While Pacific Northwest's circulation and advertising sales have remained steady for the past two years, said Naumann, Seattle magazine "has been enjoying phenomenal growth."
Seattle magazine enjoyed a 50 percent increase in advertising revenue in 1993 and 1994; in the same period Pacific Northwest's has increased only 3.5 percent. Circulation for the lame-duck periodical was holding steady at about 77,000, she said.
The staff at Adams is being reduced to 14 from 18.
Pacific Northwest was founded in 1966 by King Broadcasting heiress Harriet Bullitt as Pacific Search. In the early years it was an ecology-conscious environmental magazine published with the help of the Pacific Science Center's facilities and mailing list. Circulation for the 10-page first issue was about 4,500.
In 1976 the format changed to include color and advertising, and in 1980 the name was changed to Pacific Northwest. Bullitt sold the magazine to Micromedia Corp. in 1987, and it was sold to Adams in November 1992.

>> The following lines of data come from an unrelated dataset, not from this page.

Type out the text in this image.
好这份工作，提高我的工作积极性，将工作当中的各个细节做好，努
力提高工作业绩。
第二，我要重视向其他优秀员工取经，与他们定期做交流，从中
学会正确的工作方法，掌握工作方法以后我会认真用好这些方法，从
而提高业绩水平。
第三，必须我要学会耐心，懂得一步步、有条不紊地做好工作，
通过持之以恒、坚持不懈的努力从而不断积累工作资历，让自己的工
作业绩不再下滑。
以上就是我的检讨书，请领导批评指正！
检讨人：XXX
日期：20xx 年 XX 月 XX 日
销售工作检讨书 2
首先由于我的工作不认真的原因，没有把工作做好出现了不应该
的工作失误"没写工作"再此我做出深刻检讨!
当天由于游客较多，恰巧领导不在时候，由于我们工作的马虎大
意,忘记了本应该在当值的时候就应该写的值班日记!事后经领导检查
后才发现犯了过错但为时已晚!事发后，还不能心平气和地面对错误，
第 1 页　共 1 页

Pacific Northwest "had the ambition to create a quality magazine about this corner of the country," said Knute Berger, editor of the Seattle Weekly and formerly a writer for Washington magazine, a competitor in the mid-1980s. "We always viewed Pacific Northwest as a magzine with high standards we wanted to exceed," he added.
Berger said the writers and editors for both magazines were very ambitious and competitive, and that Pacific Northwest "embodied the region" in the 1980s. But, he added, "I've become disheartened in recent years. It became more and more like an airline in-flight magazine. Professionally done, but it lacked heart and ambition."